I need to use a sampling rate of 44100Hz and need a frequency resolution of 0.5Hz, meaning I need 88200 samples pre-FFT. This takes about 2 seconds to capture since it's twice the sampling rate; however, after the first sample, I do improve things significantly by using a circular buffer for the sampling and read only half as many samples from then on.

Unfortunately, the performance is still quite low and there is quite a bit of latency. This is a big problem since the application needs to be responding in a timely manner to input as it happens.
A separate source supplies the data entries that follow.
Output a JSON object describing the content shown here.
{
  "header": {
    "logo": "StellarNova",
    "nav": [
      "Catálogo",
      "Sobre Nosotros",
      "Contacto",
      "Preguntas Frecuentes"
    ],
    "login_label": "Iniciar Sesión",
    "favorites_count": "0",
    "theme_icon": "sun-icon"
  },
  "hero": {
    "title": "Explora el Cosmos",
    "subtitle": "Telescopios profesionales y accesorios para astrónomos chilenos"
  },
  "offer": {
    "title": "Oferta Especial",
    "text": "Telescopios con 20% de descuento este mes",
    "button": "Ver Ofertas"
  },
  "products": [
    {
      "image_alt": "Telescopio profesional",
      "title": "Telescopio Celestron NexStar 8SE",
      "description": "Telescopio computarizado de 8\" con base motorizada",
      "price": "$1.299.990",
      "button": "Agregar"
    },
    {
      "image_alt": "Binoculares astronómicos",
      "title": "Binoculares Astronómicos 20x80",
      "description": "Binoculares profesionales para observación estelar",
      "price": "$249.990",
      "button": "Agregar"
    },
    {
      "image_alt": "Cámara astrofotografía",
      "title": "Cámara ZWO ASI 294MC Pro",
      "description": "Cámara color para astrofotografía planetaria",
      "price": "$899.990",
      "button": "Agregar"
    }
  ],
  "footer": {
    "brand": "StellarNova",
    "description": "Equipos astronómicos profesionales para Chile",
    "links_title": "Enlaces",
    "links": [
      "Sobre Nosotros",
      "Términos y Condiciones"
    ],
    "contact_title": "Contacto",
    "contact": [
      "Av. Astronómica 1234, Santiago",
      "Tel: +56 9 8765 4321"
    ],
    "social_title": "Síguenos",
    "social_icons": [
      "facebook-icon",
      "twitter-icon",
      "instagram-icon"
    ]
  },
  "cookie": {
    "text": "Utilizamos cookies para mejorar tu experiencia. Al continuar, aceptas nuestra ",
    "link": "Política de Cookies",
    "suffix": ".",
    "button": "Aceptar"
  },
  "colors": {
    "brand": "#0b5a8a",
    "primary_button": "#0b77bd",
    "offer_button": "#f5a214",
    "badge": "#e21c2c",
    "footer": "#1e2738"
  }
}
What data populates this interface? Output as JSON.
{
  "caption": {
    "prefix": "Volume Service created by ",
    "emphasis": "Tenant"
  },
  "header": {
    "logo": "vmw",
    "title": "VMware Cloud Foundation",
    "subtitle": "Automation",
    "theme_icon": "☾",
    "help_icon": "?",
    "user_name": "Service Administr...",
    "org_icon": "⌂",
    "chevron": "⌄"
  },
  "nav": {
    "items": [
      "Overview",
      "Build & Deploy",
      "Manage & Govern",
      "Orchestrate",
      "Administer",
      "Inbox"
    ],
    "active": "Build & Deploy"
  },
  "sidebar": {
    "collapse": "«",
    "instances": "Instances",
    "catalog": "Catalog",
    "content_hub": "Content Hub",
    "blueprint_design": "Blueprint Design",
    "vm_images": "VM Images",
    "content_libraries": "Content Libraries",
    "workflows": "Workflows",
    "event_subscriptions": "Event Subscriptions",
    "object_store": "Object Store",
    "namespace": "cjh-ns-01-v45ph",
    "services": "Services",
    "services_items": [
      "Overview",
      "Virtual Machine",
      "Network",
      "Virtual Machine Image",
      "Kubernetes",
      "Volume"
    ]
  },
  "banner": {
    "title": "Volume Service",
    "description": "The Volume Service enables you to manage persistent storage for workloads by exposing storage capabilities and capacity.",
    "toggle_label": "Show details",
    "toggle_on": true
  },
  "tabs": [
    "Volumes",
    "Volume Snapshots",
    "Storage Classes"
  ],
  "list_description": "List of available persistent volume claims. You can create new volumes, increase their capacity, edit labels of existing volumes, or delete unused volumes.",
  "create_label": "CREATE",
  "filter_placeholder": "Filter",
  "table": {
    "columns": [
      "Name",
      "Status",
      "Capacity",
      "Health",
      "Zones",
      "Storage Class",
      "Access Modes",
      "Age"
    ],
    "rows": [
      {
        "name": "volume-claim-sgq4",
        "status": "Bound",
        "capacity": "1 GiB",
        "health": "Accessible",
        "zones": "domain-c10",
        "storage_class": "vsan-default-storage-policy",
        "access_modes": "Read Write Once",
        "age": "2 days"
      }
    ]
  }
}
Does anyone have any suggestions for how I might improve the performance of this? I think the main problem lies in the requirement for large samples and it would be good if there was some way I could reduce how much audio is read while still maintaining the same accuracy. Would threading perhaps help here?

EDIT

If it helps to know, I am trying to do real-time F0 estimation from electric guitar input, along with multiple F0 estimation for chord matching. I have methods of doing this that work and are quite accurate, but it's for a uni project and I don't really have enough time left to look too far into other methods than the FFT. Really, I'm just hoping for some kind of way to speed up the sampling process.
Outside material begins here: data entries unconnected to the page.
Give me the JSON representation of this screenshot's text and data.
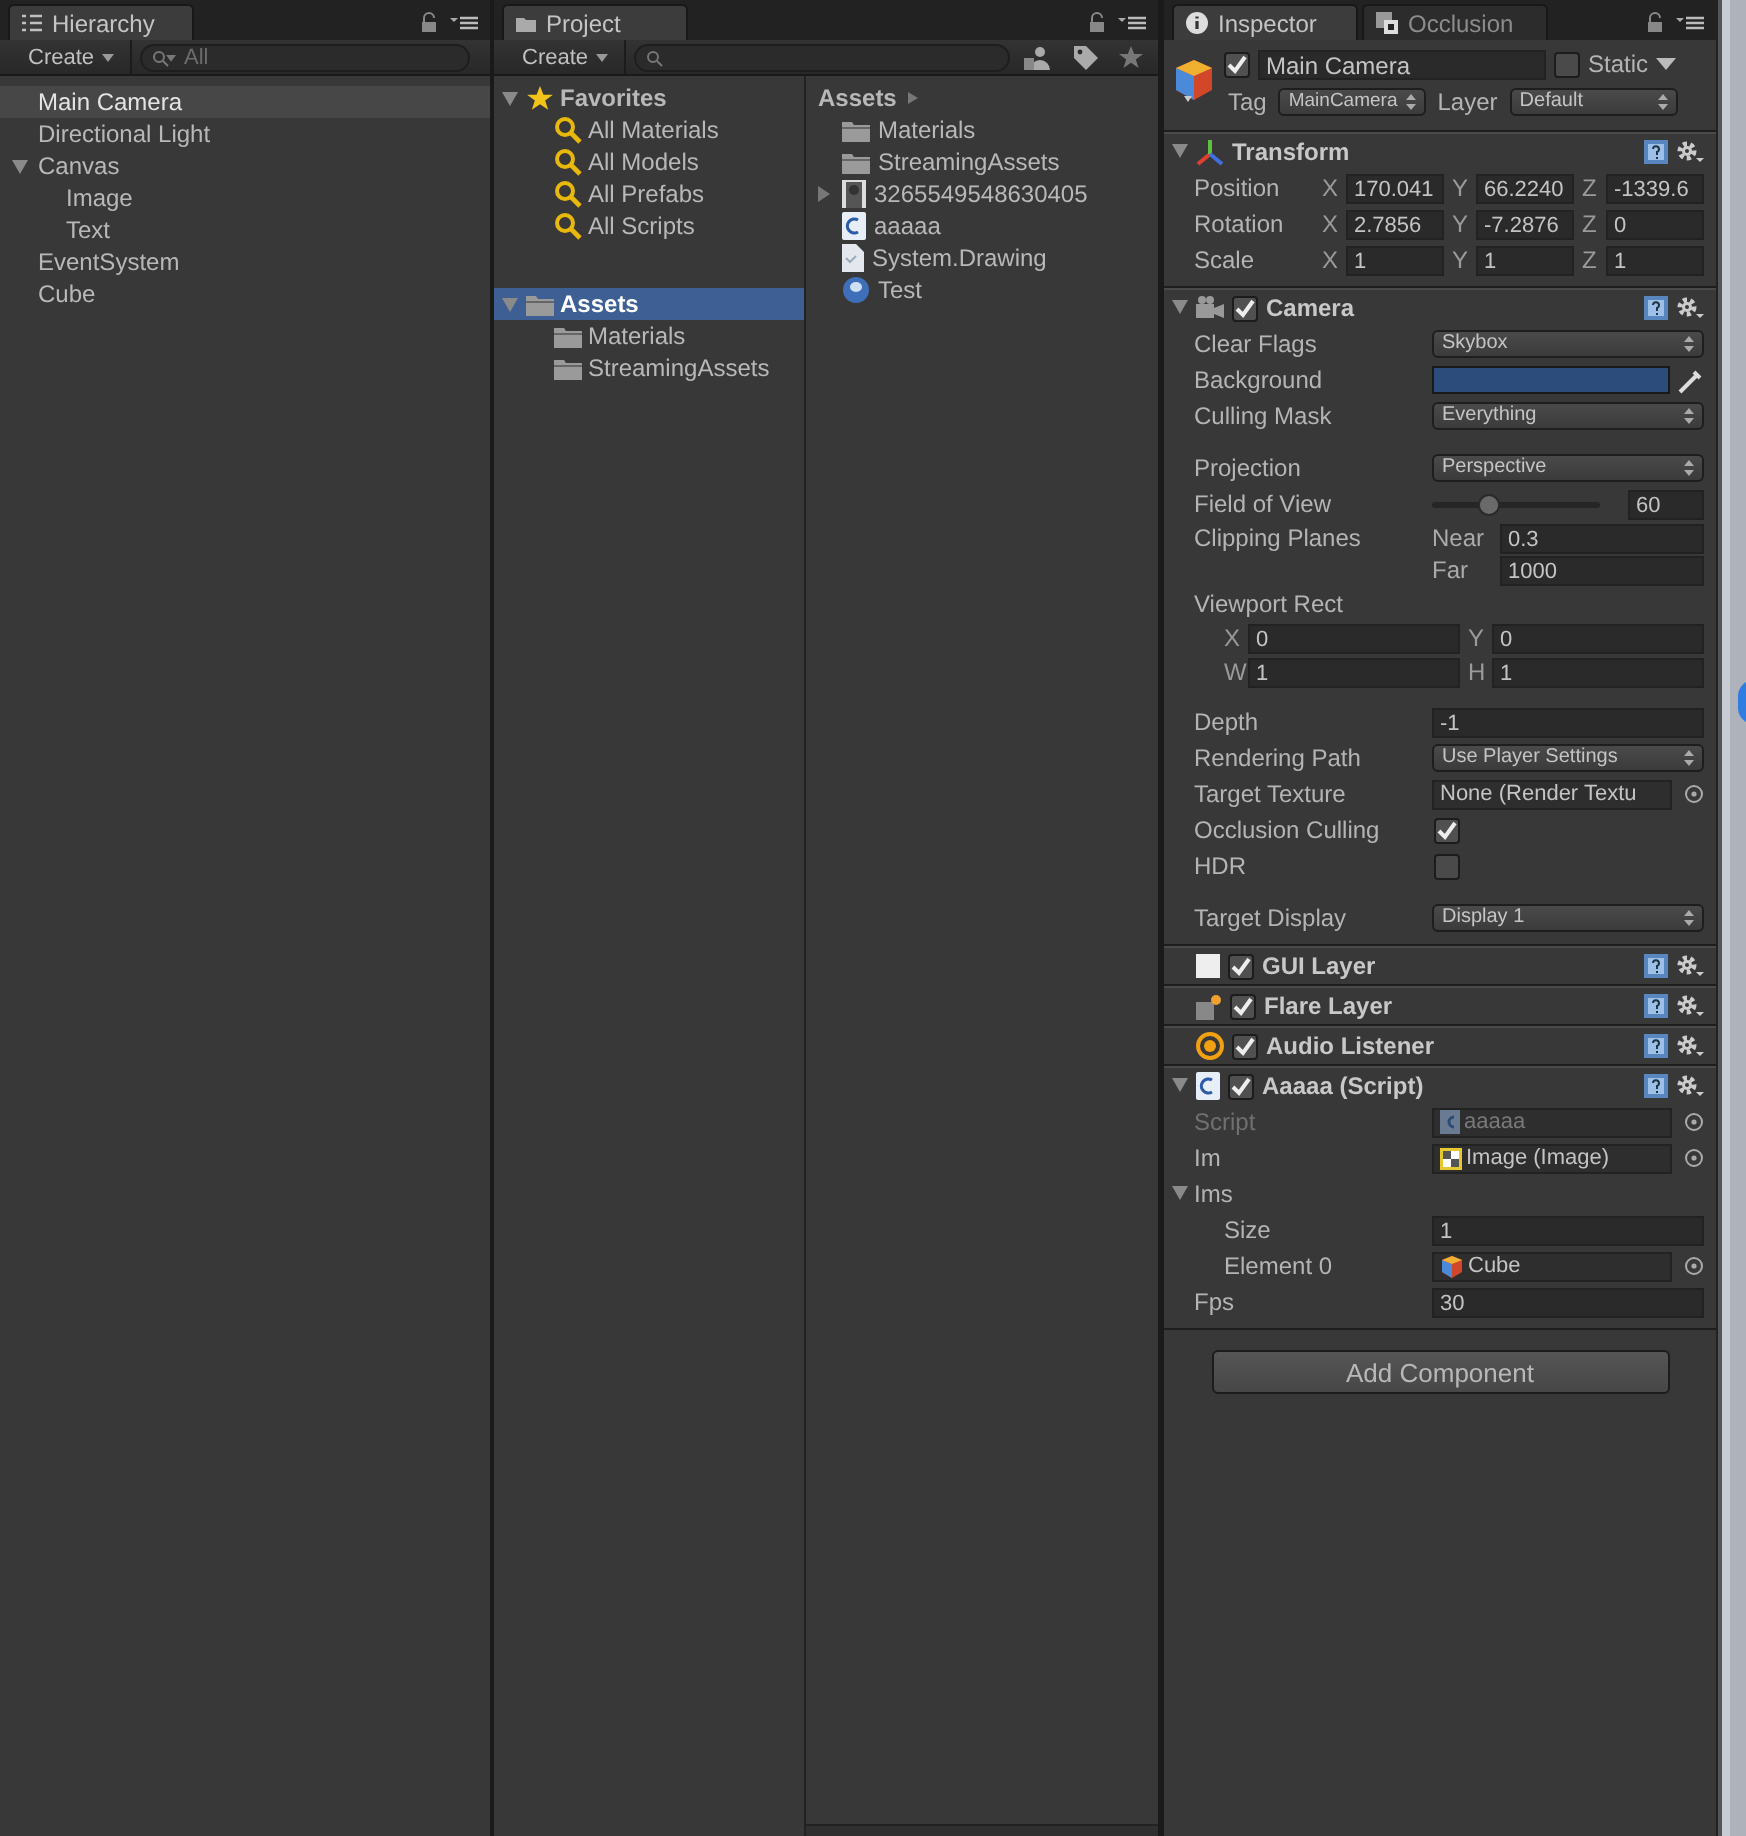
{
  "hierarchy": {
    "title": "Hierarchy",
    "create": "Create",
    "search": {
      "placeholder": "All"
    },
    "items": [
      {
        "label": "Main Camera",
        "selected": true
      },
      {
        "label": "Directional Light",
        "selected": false
      },
      {
        "label": "Canvas",
        "selected": false,
        "expanded": true,
        "children": [
          {
            "label": "Image",
            "selected": false
          },
          {
            "label": "Text",
            "selected": false
          }
        ]
      },
      {
        "label": "EventSystem",
        "selected": false
      },
      {
        "label": "Cube",
        "selected": false
      }
    ]
  },
  "project": {
    "title": "Project",
    "create": "Create",
    "folders": [
      {
        "label": "Favorites",
        "kind": "favorites",
        "selected": false,
        "expanded": true,
        "children": [
          {
            "label": "All Materials",
            "kind": "search",
            "selected": false
          },
          {
            "label": "All Models",
            "kind": "search",
            "selected": false
          },
          {
            "label": "All Prefabs",
            "kind": "search",
            "selected": false
          },
          {
            "label": "All Scripts",
            "kind": "search",
            "selected": false
          }
        ]
      },
      {
        "label": "Assets",
        "kind": "folder",
        "selected": true,
        "expanded": true,
        "children": [
          {
            "label": "Materials",
            "kind": "folder",
            "selected": false
          },
          {
            "label": "StreamingAssets",
            "kind": "folder",
            "selected": false
          }
        ]
      }
    ],
    "breadcrumb": "Assets",
    "files": [
      {
        "name": "Materials",
        "kind": "folder",
        "expandable": false,
        "selected": false
      },
      {
        "name": "StreamingAssets",
        "kind": "folder",
        "expandable": false,
        "selected": false
      },
      {
        "name": "3265549548630405",
        "kind": "texture",
        "expandable": true,
        "selected": false
      },
      {
        "name": "aaaaa",
        "kind": "script",
        "expandable": false,
        "selected": false
      },
      {
        "name": "System.Drawing",
        "kind": "dll",
        "expandable": false,
        "selected": false
      },
      {
        "name": "Test",
        "kind": "scene",
        "expandable": false,
        "selected": false
      }
    ]
  },
  "inspector": {
    "tabs": [
      {
        "label": "Inspector",
        "selected": true
      },
      {
        "label": "Occlusion",
        "selected": false
      }
    ],
    "object": {
      "active": true,
      "name": "Main Camera",
      "static_label": "Static",
      "static": false,
      "tag_label": "Tag",
      "tag": "MainCamera",
      "layer_label": "Layer",
      "layer": "Default"
    },
    "components": [
      {
        "kind": "transform",
        "title": "Transform",
        "expanded": true,
        "rows": [
          {
            "label": "Position",
            "fields": [
              {
                "axis": "X",
                "value": "170.041"
              },
              {
                "axis": "Y",
                "value": "66.2240"
              },
              {
                "axis": "Z",
                "value": "-1339.6"
              }
            ]
          },
          {
            "label": "Rotation",
            "fields": [
              {
                "axis": "X",
                "value": "2.7856"
              },
              {
                "axis": "Y",
                "value": "-7.2876"
              },
              {
                "axis": "Z",
                "value": "0"
              }
            ]
          },
          {
            "label": "Scale",
            "fields": [
              {
                "axis": "X",
                "value": "1"
              },
              {
                "axis": "Y",
                "value": "1"
              },
              {
                "axis": "Z",
                "value": "1"
              }
            ]
          }
        ]
      },
      {
        "kind": "camera",
        "title": "Camera",
        "enabled": true,
        "expanded": true,
        "properties": [
          {
            "kind": "dropdown",
            "label": "Clear Flags",
            "value": "Skybox"
          },
          {
            "kind": "color",
            "label": "Background",
            "color": "#2c4c7c"
          },
          {
            "kind": "dropdown",
            "label": "Culling Mask",
            "value": "Everything"
          },
          {
            "kind": "dropdown",
            "label": "Projection",
            "value": "Perspective",
            "gap_before": true
          },
          {
            "kind": "slider",
            "label": "Field of View",
            "level": 0.34,
            "value": "60"
          },
          {
            "kind": "pair",
            "label": "Clipping Planes",
            "fields": [
              {
                "axis": "Near",
                "value": "0.3"
              },
              {
                "axis": "Far",
                "value": "1000"
              }
            ]
          },
          {
            "kind": "rect",
            "label": "Viewport Rect",
            "fields": [
              {
                "axis": "X",
                "value": "0"
              },
              {
                "axis": "Y",
                "value": "0"
              },
              {
                "axis": "W",
                "value": "1"
              },
              {
                "axis": "H",
                "value": "1"
              }
            ]
          },
          {
            "kind": "text",
            "label": "Depth",
            "value": "-1",
            "gap_before": true
          },
          {
            "kind": "dropdown",
            "label": "Rendering Path",
            "value": "Use Player Settings"
          },
          {
            "kind": "object",
            "label": "Target Texture",
            "value": "None (Render Textu"
          },
          {
            "kind": "checkbox",
            "label": "Occlusion Culling",
            "checked": true
          },
          {
            "kind": "checkbox",
            "label": "HDR",
            "checked": false
          },
          {
            "kind": "dropdown",
            "label": "Target Display",
            "value": "Display 1",
            "gap_before": true
          }
        ]
      },
      {
        "kind": "gui_layer",
        "title": "GUI Layer",
        "enabled": true
      },
      {
        "kind": "flare_layer",
        "title": "Flare Layer",
        "enabled": true
      },
      {
        "kind": "audio_listener",
        "title": "Audio Listener",
        "enabled": true
      },
      {
        "kind": "script",
        "title": "Aaaaa (Script)",
        "enabled": true,
        "expanded": true,
        "properties": [
          {
            "kind": "object_script",
            "label": "Script",
            "value": "aaaaa",
            "disabled": true
          },
          {
            "kind": "object_sprite",
            "label": "Im",
            "value": "Image (Image)"
          },
          {
            "kind": "foldout",
            "label": "Ims",
            "expanded": true,
            "children": [
              {
                "kind": "text",
                "label": "Size",
                "value": "1"
              },
              {
                "kind": "object_prefab",
                "label": "Element 0",
                "value": "Cube"
              }
            ]
          },
          {
            "kind": "text",
            "label": "Fps",
            "value": "30"
          }
        ]
      }
    ],
    "add_component": "Add Component"
  }
}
Since you need to capture 2s of audio initially, this will set a lower bound on latency. Even with your 50% overlap you will still have a minimum latency of 1s. The FFT and other processing will only add to this, but hopefully not by a significant amount (otherwise use a faster FFT library). The only way you will be able to reduce this latency is by sacrificing frequency resolution.

Using an FFT method gives you a time-frequency trade-off. If you want lower latency, you will have to use less data, which with an FFT (either shorter or zero-padded) will give you a less accurate frequency estimate.

Zero-padding will just give you a high-quality interpolation. But this may provide a better peak frequency estimate than just using the center of the peak bin of a shorter FFT.